Are you prepared if your electricity goes out?
Pre-planning on what to do if a utility goes out can have a big impact on the safety of your guests and the ability of your business to quickly respond.
What, for example, should you do if the electricity fails at your restaurant? Do you have a plan to guide customers through the disruption? What should employees do with food that’s partially cooked, or items in the cooler or walk-in? Do they know where to find flashlights, lanterns, and how to help guests exit the restaurant safely? Are they trained to know which appliances should be turned off and unplugged during a power outage, or where to locate circuit breakers?
What should you do when the lights go out? Find out on Oct. 22
The National Restaurant Association’s new guide, “Always Ready: Utility Disruptions,” offers tips and advice to follow in the event of electricity, gas, and water interruptions, and how to keep your business, customers, and employees safe if or when a stoppage occurs.
This first article in a 3-part series looking at each type of disruption focuses on what to do when the electricity fails. Here are some tips on what to do in the short and long term when the power goes out.

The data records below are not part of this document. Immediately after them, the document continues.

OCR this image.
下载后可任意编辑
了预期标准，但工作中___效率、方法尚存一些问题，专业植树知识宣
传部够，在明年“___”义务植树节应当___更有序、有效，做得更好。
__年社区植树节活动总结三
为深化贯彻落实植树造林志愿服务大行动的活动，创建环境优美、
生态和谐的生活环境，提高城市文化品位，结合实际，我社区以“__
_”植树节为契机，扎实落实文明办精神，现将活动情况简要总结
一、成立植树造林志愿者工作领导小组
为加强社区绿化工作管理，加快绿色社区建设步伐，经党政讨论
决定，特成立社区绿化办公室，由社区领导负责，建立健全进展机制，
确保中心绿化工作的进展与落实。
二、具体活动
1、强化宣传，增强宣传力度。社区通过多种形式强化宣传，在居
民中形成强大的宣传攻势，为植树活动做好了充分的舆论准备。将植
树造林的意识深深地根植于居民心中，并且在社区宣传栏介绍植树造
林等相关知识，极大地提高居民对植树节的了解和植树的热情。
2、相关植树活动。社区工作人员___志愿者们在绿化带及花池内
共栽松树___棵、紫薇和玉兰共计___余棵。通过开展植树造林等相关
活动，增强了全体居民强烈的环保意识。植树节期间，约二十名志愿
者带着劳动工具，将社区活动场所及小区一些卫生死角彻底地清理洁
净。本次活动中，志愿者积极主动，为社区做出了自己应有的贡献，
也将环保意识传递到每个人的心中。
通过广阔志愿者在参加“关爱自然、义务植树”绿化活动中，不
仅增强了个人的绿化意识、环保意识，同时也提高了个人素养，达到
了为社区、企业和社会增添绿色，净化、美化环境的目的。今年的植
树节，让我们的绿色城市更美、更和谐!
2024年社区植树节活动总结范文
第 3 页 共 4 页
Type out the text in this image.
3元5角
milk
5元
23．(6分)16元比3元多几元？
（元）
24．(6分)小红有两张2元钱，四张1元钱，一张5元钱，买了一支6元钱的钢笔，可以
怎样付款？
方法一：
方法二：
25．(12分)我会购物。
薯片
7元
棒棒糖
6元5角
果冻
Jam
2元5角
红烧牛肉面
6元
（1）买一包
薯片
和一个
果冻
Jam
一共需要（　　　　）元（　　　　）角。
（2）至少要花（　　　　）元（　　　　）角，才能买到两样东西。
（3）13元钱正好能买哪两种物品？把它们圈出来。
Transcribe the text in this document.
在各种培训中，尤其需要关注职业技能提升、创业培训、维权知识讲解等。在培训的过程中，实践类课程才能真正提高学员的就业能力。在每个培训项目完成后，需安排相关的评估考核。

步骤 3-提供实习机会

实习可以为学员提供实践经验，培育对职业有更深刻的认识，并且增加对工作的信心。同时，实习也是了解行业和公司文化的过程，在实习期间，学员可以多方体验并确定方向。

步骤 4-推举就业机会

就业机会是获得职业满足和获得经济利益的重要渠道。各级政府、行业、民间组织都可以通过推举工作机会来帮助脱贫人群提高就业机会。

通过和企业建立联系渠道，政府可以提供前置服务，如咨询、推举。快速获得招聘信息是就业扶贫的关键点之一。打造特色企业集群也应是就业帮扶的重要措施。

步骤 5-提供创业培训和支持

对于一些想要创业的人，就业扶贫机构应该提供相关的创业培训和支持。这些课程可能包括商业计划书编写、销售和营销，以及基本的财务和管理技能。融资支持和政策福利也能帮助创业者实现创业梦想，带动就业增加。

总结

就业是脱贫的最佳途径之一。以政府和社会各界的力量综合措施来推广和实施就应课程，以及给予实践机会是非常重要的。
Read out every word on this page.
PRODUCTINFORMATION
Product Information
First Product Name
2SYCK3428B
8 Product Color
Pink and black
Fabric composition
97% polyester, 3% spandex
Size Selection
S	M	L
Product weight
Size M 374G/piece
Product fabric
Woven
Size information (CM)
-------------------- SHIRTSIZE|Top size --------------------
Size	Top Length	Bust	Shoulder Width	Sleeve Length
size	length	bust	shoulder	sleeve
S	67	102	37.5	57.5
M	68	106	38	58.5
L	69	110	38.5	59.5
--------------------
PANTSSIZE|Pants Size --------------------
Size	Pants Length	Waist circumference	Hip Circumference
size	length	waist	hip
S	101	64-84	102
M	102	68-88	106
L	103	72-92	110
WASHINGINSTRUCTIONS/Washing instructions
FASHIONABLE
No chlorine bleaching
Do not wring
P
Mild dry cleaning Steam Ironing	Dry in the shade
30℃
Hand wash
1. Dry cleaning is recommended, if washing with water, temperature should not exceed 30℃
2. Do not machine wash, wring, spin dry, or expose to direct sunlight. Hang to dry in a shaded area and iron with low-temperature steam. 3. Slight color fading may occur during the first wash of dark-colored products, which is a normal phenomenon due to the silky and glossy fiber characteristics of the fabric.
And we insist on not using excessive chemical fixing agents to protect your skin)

Short-term outages—less than 2 hours:
- Instruct employees to stay calm and keep customers calm, too. Send an employee to the restrooms to safely guide anyone caught in the dark.
- Tell the host to stop new customers from entering the restaurant.
- Use flashlights, lanterns, and/or tap lights. Don’t use candles unless already using them on tabletops in “safe” holders (and leave them on tabletops).
- Stop cooking and serving food and beverages. Even if you have gas appliances, you can’t finish cooking because the exhaust hood is electric.
- Shut off/unplug appliances. Sometimes when power returns, it can surge and damage equipment. Also, you don’t want choppers, blenders and slicers running unattended.
- Check for electric company updates on local outages. Find out if they have time estimates for power restoration. Ask if your water supply will be affected/safe when the power returns.
- Prime your generator and ready your extension cords if the power’s off for a while. You should have a can of carburetor cleaner and starter fluid on hand as generator fluids can gum up in storage.
- Keep the doors to your walk-in coolers and freezers closed if you don’t have a generator. Don’t open them to return items out on the counter or on the serving line. Every time you open those doors, cold air escapes, temperatures rise, and you risk losing more inventory. If you keep the doors closed and look at the walk-in temps on the outer thermostat (38°F or below for refrigerated; 0°F or below for frozen) your food might withstand an outage that lasts hours.
- If frozen foods go higher than 40°F after 4 hours, discard them.
- DO NOT put hot foods into the walk-in cooler.
- Mark the time and monitor temperatures of food you’re holding on the cook line or on a serving line or buffet. Cold food should not rise above 40°F and hot food should not fall below 135°F.
- Develop a plan to accept alternative forms of payment since your POS system will likely go down.
- Call employees who are scheduled to work later shifts. Appraise them of the situation and whether they should come in.
- Contact reservation holders and determine whether to reschedule them.
Long-term outages—more than 2 hours - Follow the tips in the short-term outages section, plus the following practices:
- Turn off some of the electrical power at the circuit breaker(s), but only the 3-phase breakers with 3 switches that flip together. Don’t flip the master switch. That way, some electricity will be flowing when the power comes back on to avoid power surges.
- Make sure water trickles through water pipes, especially those located along outside walls, if it’s below freezing outdoors and the heat goes off. If your water is disrupted, shut off your water valve and drain your pipes.
- Start saving your inventory if your power is out longer than your food can withstand (walk-in cooler above 38°F; freezer above 0°F). If you have a generator, start it.
- Don’t store food outdoors in winter, even if you’re tempted to. Direct sunlight will raise the food temperature and animals might get at it. Move costly items to another refrigerated location, ask your vendor for cold storage, or try to rent or borrow a refrigerated truck. Do not use dry ice. It sublimates into carbon dioxide at potentially harmful levels in an enclosed walk-in cooler or freezer.
- Discard cold food above 40°F for more than 4 hours.
- Discard hot food below 135°F for more than 4 hours.